Сара выпила еще кофе, собралась с мыслями и наведалась ко второму свидетелю.
Леонард Сандвик, сутулый седой человек лет шестидесяти, кругами ходил по комнате. Мешки под глазами, взгляд усталый и встревоженный, сразу отметила Сара. Попросив его сесть, она тоже устроилась за столом и велела подробно рассказать о том, что произошло ночью.

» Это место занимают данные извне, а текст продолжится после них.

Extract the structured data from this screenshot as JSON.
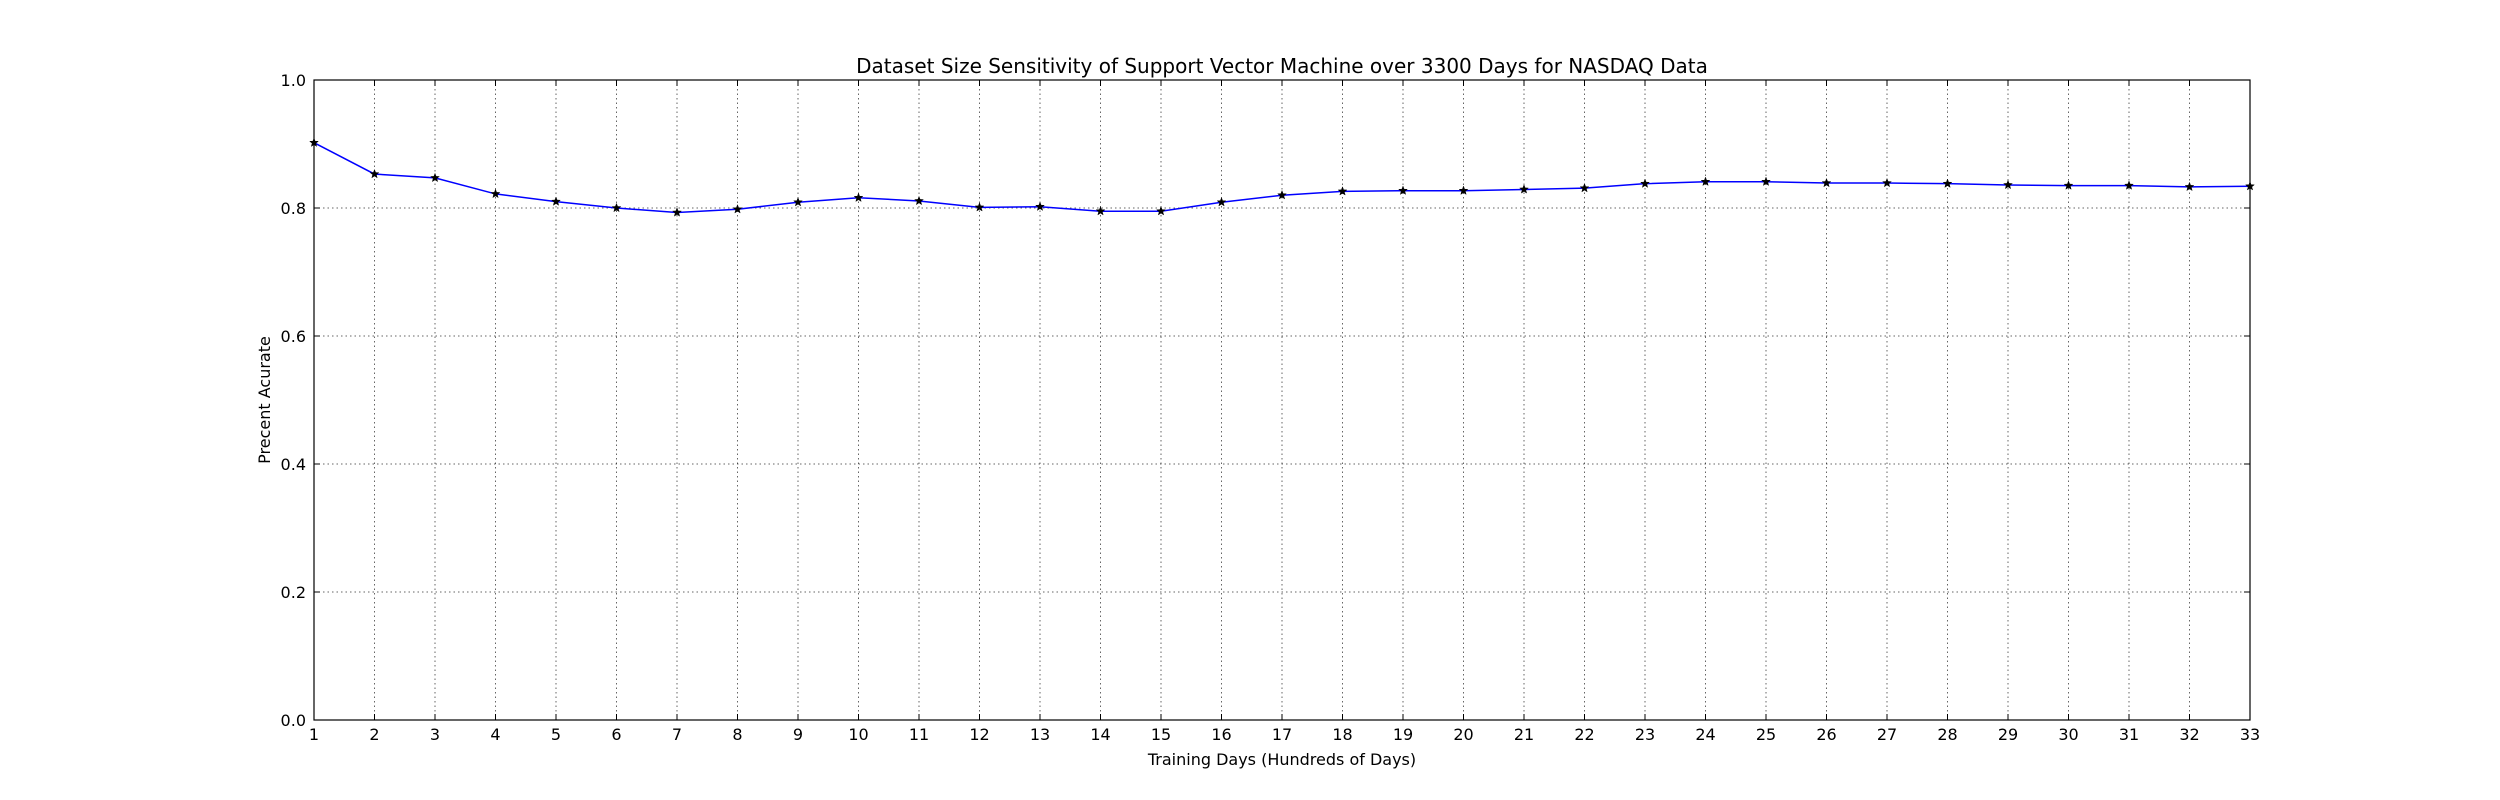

— Попробую… — вздохнул Сандвик. — Но сначала скажите, сколько пациентов и сотрудников больницы сумели спастись из пожара.
— Пока не известно. Рассказывайте.
Санитар качнул головой — мол, понял, не я здесь задаю вопросы, — и заговорил по существу:
— Я делал инъекции снотворного пациентам с бессонницей. Было, кажется, около пяти утра. Вдруг раздался крик, жуткий вопль, но я не мог отреагировать сразу — нужно было закончить процедуру. Да и надо сказать, пациент Четыре-Восемь-Восемь у нас славился своими криками, орал не в первый раз, так что меня это не сильно обеспокоило. А потом зазвонил дежурный телефон, и я понял, что возникла проблема. Прибежал в палату и увидел Четыре-Восемь-Восемь — рот разинут, глаза выпучены, руками за горло держится. Мертвый.
— Когда вы поступили на службу в "Гёустад", господин Сандвик?
— Э-э… очень давно. Погодите-ка, вроде бы…
— Вспоминайте, не торопитесь.
— Вспомнил! Двадцать второго ноября семьдесят девятого года, тридцать шесть лет назад. — Он вздохнул. — Да-а, тридцать шесть с лишним, надо же… И как-то ухитрился не спятить за эти годы…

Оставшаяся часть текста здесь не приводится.